Nexabond Instant Adhesive Test
A week ago, in a report from AWFS, our boss Kevin Ireland reported on a new instant adhesive, Nexabond 2500 Instant Wood Adhesive. It won an Innovation Award at AWFS and it’s worth a look. It’s made just down the road from us in Loveland, Ohio and the other day I had a chance to use it.
I’m working on a hanging tool cabinet for our December issue, and the cabinet has a lot of little drawers. That means there are a lot of little drawer dividers. For appearance sake, I don’t want end grain to show on the exposed edge of this 1/4″ thick, 2″ wide maple divider. So I needed to attach a small block to the end with the grain running at a right angle. Both parts are trapped in dados top and bottom so they really can’t go anywhere. I made a tongue and groove joint on the first one and decided that wasn’t worth the trouble. But I felt guilty about not attaching the two pieces somehow.
Nexabond is similar to other instant glues, it is a cyanoacrylate. But there is a major difference between this and other “super” or “crazy” glues; Nexabond is made without water or solvents. That change makes a big difference because the action of the adhesive is no longer dependent on humidity or temperature. It’s a thicker formulation and the manufacturer claims greater strength than most of the glues traditionally used for woodworking. More Information about the product is available from the company website.

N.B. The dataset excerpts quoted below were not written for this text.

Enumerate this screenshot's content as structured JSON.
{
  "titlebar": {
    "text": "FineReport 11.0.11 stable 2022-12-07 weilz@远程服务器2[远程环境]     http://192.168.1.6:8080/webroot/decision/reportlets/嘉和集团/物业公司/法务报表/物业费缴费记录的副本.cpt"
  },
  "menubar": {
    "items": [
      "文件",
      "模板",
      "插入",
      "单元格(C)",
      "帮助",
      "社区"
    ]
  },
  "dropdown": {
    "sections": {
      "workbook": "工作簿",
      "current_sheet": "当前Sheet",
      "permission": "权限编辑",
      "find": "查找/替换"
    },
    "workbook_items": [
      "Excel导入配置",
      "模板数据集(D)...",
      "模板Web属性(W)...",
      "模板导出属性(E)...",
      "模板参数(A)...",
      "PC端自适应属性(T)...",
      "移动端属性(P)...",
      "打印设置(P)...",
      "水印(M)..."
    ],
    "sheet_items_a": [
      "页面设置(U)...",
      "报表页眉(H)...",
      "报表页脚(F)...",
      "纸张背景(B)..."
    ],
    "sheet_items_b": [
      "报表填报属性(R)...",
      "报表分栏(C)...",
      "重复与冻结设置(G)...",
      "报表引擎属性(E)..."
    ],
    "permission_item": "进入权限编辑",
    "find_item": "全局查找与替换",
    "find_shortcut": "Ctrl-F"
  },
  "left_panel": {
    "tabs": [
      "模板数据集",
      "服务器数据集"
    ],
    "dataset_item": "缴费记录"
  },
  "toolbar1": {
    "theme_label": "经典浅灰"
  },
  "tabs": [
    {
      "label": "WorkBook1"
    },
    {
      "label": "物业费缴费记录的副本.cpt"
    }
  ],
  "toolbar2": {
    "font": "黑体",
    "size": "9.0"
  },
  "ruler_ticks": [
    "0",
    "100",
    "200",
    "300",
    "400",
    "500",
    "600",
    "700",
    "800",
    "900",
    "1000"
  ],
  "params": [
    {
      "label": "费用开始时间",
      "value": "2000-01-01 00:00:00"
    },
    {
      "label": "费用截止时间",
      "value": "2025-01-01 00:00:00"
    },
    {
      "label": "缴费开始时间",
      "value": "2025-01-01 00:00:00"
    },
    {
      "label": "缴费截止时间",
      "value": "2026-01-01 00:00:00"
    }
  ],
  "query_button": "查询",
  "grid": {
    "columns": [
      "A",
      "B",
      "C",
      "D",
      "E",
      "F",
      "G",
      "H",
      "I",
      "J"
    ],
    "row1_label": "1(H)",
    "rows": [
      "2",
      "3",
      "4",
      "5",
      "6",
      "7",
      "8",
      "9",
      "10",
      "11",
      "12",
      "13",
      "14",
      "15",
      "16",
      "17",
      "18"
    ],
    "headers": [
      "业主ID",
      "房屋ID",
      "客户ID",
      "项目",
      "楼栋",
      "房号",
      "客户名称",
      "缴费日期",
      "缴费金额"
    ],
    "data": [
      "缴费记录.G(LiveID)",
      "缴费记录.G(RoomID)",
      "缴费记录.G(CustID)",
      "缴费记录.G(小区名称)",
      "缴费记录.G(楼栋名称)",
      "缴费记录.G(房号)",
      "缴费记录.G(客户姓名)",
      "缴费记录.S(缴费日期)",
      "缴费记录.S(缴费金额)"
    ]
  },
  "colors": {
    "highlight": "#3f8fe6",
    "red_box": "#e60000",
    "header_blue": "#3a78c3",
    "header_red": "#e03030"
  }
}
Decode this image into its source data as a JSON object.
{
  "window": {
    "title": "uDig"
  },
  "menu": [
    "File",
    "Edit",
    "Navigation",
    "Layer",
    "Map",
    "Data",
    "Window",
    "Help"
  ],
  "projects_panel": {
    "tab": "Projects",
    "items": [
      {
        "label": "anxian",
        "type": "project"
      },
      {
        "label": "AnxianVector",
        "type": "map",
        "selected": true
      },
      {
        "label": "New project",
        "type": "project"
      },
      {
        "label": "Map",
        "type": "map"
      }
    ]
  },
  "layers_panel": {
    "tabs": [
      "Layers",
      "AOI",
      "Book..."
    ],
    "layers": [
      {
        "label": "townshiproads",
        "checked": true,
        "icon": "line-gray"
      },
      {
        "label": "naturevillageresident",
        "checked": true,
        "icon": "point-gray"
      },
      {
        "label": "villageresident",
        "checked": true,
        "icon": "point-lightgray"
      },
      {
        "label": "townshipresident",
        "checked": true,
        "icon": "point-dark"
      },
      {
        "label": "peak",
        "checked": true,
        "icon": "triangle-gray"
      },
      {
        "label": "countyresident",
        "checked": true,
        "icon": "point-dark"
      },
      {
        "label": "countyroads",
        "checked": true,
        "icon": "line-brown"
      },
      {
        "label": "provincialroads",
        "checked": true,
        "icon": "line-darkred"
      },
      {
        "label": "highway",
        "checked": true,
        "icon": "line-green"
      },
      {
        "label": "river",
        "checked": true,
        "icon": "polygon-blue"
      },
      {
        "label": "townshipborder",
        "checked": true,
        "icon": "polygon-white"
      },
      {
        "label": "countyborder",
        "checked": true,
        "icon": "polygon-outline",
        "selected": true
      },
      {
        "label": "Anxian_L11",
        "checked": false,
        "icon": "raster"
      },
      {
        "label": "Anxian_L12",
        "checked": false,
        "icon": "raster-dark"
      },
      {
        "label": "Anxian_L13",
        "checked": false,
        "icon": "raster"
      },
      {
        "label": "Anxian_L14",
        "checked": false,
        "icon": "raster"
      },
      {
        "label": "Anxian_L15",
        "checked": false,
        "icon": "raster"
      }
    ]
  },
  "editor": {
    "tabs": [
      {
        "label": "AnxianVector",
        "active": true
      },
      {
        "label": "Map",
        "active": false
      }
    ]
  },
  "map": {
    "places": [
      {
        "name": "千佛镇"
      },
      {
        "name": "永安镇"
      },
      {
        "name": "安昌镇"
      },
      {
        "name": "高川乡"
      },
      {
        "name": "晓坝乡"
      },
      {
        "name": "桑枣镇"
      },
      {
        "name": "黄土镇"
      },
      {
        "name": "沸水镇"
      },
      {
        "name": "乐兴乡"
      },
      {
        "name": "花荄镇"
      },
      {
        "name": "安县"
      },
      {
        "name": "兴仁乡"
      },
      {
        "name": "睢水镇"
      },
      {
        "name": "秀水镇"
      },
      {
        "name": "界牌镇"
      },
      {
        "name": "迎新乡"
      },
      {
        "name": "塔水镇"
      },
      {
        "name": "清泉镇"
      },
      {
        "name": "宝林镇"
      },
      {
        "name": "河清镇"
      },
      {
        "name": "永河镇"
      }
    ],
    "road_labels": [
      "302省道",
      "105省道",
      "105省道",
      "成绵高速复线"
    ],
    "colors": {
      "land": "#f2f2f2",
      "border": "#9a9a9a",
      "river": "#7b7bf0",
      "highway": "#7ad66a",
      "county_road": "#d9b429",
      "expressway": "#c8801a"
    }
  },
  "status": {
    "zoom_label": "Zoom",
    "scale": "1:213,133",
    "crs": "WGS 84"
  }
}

I layed down a bead of the adhesive on the end grain of the vertical piece, put the cross-grain piece in place and pushed gently down for about 15 seconds. I walked away for a minute and wasn’t able to break the joint apart. Nexabond is too expensive to use for everything, and for most woodworking applications it may work too fast, but I think it’s a huge improvement over traditional instant glues. I plan on keeping a bottle handy for uses like this.
Nexabond is available directly from the manufacturer and will likely be available in the near future from other outlets.